Medir la geografía: nuevos territorios
Biennal B
Mar Guerrero, Julià Panadès, Laia Ventayol
September 2025
In any scenario of uncertainty, art, like other fields of knowledge and practice, is called upon to respond to the old but ever-renewed urgency of standing at the height of events. Whatever that may mean: perhaps to understand them and respond with commitment. Curiously, from the perspective of artistic practice, more interesting than that abstract height, which is no more than a regulating idea, might be height as a dimensional extension of space: that which is concrete and capable of being measurable.
It was thanks to such height that Eratosthenes of Cyrene was able to calculate, with surprising accuracy, the circumference of the Earth over two thousand years ago, by observing the dance of shadows during the summer solstice. In his map of the known world, the Earth appears as a heavy creature, a sluggish animal whose body is traversed by rivers, pierced by seas and surrounded by oceans. It is an early representation of the world as an island. This exhibition brings together aesthetic approaches to geography through the work of Julià Panadès, Laia Ventayol and Mar Guerrero.
Julià Panadès creates his own measuring rods to measure the world on the beach, with the remains of our collective shipwreck: the debris of the Anthropocene. Material traces of human presence in natural environments, waste and rubbish become creative matter for an artist who carries out an attentive observation of his geographical and social context. Through this process, he generates slender totems of a strange beauty whose fragility and precarious balance is a vivid reflection of our own situation and relationship with a contradictory present.
Laia Ventayol surveys the horizon of new landscapes with curiosity and measures its expansion with that of her own body, which appears in her actions linked to personal or collective memory. Her work, often developed through collaborative strategies, investigates the set of relationships that people establish with their surroundings in productive activities that depend on water. At times, she invites us to look for it in an animal connection with the territory, as in the case of the dowsers who scour the land in search of underground wells.

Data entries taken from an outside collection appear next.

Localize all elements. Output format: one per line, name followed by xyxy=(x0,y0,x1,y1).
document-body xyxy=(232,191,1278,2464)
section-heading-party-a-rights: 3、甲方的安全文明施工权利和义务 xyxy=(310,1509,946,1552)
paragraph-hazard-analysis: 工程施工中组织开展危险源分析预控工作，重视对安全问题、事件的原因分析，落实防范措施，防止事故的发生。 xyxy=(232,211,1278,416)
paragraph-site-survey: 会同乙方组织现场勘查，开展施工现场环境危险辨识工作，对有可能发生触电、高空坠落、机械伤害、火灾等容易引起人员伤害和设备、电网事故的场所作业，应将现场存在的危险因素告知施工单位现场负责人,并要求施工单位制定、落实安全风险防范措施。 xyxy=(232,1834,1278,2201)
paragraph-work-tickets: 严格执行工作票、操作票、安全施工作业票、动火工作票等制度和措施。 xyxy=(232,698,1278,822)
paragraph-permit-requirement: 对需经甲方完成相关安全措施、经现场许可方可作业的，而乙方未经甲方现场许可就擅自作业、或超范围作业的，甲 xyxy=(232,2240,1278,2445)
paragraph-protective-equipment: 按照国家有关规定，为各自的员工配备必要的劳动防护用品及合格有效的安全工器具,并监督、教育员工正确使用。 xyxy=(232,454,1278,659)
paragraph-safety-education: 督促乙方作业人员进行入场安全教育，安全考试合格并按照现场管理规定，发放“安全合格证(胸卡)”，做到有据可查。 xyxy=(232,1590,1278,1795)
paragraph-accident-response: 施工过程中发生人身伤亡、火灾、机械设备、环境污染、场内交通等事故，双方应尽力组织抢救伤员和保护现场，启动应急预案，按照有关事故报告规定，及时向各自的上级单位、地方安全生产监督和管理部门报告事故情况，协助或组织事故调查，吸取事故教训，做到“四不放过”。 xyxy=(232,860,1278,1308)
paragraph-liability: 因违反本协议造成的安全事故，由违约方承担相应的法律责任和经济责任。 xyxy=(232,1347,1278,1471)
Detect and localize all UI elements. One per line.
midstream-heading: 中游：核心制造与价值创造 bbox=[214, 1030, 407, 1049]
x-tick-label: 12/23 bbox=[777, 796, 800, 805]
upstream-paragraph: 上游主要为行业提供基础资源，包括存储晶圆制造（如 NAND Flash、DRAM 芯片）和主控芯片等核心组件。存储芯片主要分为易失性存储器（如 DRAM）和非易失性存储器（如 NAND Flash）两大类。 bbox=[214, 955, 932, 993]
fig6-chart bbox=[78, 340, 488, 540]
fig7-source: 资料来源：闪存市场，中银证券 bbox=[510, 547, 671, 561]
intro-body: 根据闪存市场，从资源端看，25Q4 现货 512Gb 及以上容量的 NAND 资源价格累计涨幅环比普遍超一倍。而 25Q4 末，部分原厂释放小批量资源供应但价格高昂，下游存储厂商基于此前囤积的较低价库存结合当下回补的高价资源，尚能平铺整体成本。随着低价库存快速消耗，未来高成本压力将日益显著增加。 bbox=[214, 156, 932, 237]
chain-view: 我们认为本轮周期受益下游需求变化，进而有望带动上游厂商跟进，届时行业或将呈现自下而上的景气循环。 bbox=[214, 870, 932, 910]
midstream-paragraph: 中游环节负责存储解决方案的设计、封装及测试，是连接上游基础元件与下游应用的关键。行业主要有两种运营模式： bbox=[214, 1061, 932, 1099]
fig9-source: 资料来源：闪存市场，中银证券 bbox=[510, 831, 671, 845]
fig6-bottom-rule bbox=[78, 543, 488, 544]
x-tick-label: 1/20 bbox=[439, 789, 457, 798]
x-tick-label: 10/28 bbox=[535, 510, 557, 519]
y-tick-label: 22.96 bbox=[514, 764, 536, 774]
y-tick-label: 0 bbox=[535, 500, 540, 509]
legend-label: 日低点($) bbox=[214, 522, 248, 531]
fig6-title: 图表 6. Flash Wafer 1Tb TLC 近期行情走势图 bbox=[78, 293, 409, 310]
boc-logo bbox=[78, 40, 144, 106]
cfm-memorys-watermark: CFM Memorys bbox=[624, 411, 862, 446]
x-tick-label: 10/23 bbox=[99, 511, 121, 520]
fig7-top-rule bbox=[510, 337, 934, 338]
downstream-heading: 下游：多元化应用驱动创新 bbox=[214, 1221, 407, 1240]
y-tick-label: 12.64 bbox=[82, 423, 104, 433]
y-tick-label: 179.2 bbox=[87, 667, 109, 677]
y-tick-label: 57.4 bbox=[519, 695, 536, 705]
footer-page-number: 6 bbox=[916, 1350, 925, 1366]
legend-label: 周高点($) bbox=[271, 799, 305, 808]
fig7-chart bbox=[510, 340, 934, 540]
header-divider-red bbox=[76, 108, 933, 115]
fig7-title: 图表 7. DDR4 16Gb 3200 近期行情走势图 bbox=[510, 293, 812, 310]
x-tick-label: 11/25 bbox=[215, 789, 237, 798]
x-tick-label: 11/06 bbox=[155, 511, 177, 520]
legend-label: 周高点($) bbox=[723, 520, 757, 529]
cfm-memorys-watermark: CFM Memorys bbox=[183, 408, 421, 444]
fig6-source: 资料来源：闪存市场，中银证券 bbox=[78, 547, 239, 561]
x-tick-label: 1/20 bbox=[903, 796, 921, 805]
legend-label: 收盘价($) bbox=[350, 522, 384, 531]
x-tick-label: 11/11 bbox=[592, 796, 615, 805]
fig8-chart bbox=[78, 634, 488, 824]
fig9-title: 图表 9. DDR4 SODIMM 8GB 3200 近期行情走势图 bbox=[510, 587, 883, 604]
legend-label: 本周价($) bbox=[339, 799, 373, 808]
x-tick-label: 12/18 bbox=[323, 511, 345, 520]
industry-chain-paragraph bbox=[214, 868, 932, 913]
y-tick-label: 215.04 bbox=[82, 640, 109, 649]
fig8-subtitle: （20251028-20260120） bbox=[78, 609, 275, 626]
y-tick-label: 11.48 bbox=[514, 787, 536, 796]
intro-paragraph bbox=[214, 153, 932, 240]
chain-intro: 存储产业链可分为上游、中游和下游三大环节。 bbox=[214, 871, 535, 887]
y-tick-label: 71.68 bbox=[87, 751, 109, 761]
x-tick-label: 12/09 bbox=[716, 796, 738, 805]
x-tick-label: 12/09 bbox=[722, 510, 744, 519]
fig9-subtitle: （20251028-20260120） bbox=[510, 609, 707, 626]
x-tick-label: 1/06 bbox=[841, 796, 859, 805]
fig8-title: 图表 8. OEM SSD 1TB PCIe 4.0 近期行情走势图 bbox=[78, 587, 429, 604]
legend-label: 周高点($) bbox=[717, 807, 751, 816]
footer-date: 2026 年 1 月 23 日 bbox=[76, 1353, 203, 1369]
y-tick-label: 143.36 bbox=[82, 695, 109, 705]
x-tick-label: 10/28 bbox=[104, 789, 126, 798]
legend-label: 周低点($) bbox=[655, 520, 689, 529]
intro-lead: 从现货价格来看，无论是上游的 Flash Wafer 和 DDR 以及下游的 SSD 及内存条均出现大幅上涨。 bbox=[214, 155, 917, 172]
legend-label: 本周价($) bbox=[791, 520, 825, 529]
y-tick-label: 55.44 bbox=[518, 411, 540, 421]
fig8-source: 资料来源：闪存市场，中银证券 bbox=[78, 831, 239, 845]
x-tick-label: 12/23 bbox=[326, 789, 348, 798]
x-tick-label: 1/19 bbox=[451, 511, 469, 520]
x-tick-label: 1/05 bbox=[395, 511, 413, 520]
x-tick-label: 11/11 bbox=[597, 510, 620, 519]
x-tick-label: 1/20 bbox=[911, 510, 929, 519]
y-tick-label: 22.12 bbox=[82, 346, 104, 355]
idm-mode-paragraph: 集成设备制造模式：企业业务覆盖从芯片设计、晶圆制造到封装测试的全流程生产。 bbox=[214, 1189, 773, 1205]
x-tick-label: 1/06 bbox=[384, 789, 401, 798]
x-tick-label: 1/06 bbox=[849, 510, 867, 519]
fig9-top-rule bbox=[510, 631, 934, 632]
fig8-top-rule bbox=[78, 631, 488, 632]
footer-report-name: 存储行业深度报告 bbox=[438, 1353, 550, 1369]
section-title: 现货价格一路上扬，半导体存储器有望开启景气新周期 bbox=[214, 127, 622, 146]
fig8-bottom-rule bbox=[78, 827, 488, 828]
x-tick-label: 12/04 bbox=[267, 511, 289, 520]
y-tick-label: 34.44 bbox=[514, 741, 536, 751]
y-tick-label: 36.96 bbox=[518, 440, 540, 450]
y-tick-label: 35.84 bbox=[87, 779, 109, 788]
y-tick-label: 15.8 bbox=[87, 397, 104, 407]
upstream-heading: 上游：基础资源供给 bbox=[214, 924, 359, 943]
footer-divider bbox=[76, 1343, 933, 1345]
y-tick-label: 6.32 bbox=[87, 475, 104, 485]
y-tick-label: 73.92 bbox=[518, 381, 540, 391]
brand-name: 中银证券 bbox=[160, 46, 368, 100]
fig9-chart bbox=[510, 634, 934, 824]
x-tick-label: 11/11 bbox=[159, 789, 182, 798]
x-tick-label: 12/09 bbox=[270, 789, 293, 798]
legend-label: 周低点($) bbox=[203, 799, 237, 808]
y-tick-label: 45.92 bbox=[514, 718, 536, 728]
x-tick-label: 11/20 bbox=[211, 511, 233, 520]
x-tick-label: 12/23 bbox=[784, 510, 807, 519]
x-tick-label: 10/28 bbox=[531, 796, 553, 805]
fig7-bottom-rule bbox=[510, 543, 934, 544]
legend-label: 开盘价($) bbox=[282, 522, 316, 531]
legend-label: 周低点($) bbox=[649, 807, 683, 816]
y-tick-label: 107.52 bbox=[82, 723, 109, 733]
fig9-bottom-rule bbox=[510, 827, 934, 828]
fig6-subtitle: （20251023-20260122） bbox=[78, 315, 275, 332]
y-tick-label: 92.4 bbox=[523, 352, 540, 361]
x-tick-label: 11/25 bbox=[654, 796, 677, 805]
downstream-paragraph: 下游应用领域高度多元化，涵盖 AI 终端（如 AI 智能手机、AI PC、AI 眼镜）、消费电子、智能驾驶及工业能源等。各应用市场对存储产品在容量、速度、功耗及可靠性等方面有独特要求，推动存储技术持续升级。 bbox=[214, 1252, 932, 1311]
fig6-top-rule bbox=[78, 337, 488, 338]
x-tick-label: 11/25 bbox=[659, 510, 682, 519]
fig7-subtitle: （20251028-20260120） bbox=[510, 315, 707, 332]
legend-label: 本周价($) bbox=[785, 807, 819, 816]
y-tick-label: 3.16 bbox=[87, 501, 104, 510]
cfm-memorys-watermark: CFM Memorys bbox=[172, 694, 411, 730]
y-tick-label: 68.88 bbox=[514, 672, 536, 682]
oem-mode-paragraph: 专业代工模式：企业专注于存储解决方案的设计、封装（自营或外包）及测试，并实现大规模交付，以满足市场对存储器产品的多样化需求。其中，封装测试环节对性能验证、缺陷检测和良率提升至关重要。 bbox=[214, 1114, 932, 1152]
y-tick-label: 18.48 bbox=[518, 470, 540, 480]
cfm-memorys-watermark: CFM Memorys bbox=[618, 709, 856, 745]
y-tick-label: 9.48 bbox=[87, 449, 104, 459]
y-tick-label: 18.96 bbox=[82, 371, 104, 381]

In her latest projects, Mar Guerrero, who develops her practice at an interesting crossroads between art and astronomy, investigates the symbolism of the sphere in a broad sense, placing it in inhospitable places and obsessively tracing its contours in installations that are configured as habitats and celestial maps. Physical and symbolic correlates emerge in the gesture of inverting the telescope. In doing so, the artist raises about the extension of those territories still unknown.
Can artistic practice be, as was Eratosthenes’ experiment, that which serves us to establish new visions of the world? Perhaps we can also learn to measure geography with what we have at hand: to (re)discover new territory, explore the extension of the landscape, draw the shifting cartography of the present. To measure, ultimately, not to make the world finite, but to imagine together other ways of being in it.